Additional Information

  • Valproic acid (Valproate) is considered an anticonvulsant with mood stabilizing properties
  • Use of anticonvulsants in mood disorders developed out of research looking at the effects of anticonvulsants on seizure activity and the process of “kindling” in mice (i.e., repeatedly inducing seizures via electrical stimulation results in seizure activity even in the absence of any stimulation). Carbamazepine (Tegretol) was first tried in individuals with bipolar disorder.

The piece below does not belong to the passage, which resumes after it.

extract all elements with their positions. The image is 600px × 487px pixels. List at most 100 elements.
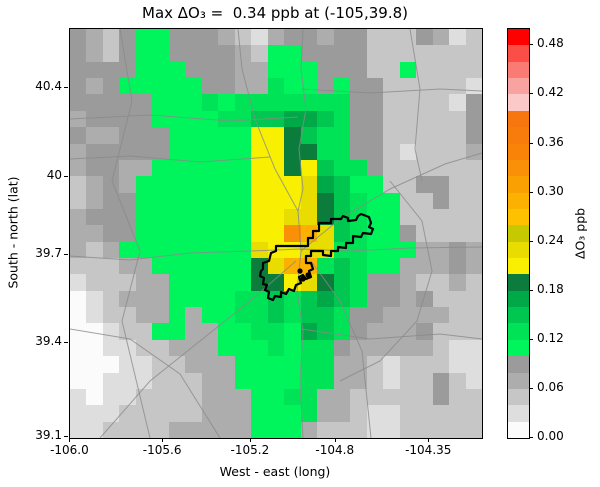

Carbamazapine (Tegretol) exerted both acute anti-manic and prophylactic effects on cycling rates. Valproic acid (Depakote) was tested next and was found to be superior to lithium in type II bipolar illness and in rapid cycling illness (but anticonvulsants and lithium together showed additive benefits)
  • In manic patients, plasma levels greater than 45 ug/mL may be required for antimanic effects (levels up to 100-125 ug/mL are often tolerated in manic patients)
  • There is no consensus on the therapeutic plasma level range for valproic acid but likely between 50-100 ug/mL
  • Valproic acid associated with dose-related thrombocytopenia in ~24% of patients
  • Commonly associated with elevated liver enzymes
  • Valproic acid has been associated with encephalopathy, specifically from elevated ammonia levels
  • Valproic acid associated with Polycystic Ovarian Syndrome (10% of women)
  • Valproic acid has been shown to be effective in neuropathic pain

 

 

References

  1. Cooper, J. R., Bloom, F. E., & Roth, R. H. (2003). The biochemical basis of neuropharmacology (8th ed.). New York, NY, US: Oxford University Press.
  2. Iversen, L. L., Iversen, S. D., Bloom, F. E., & Roth, R. H. (2009). Introduction to neuropsychopharmacology. Oxford: Oxford University Press.
  3. Puzantian, T., & Carlat, D. J. (2016). Medication fact book: for psychiatric practice. Newburyport, MA: Carlat Publishing, LLC.
  4. J. Ferrando, J. L. Levenson, & J. A. Owen (Eds.), Clinical manual of psychopharmacology in the medically ill(pp. 3-38). Arlington, VA, US: American Psychiatric Publishing, Inc.
  5. Schatzberg, A. F., & DeBattista, C. (2015). Manual of clinical psychopharmacology. Washington, DC: American Psychiatric Publishing.
  6. Schatzberg, A. F., & Nemeroff, C. B. (2017). The American Psychiatric Association Publishing textbook of psychopharmacology. Arlington, VA: American Psychiatric Association Publishing.
  7. Stahl, S. M. (2014). Stahl’s essential psychopharmacology: Prescriber’s guide (5th ed.). New York, NY, US: Cambridge University Press.
  8. Stahl, S. M. (2013). Stahl’s essential psychopharmacology: Neuroscientific basis and practical applications (4th ed.). New York, NY, US: Cambridge University Press.
  9. Whalen, K., Finkel, R., & Panavelil, T. A. (2015). Lippincotts illustrated reviews: pharmacology. Philadelphia, PA: Wolters Kluwer.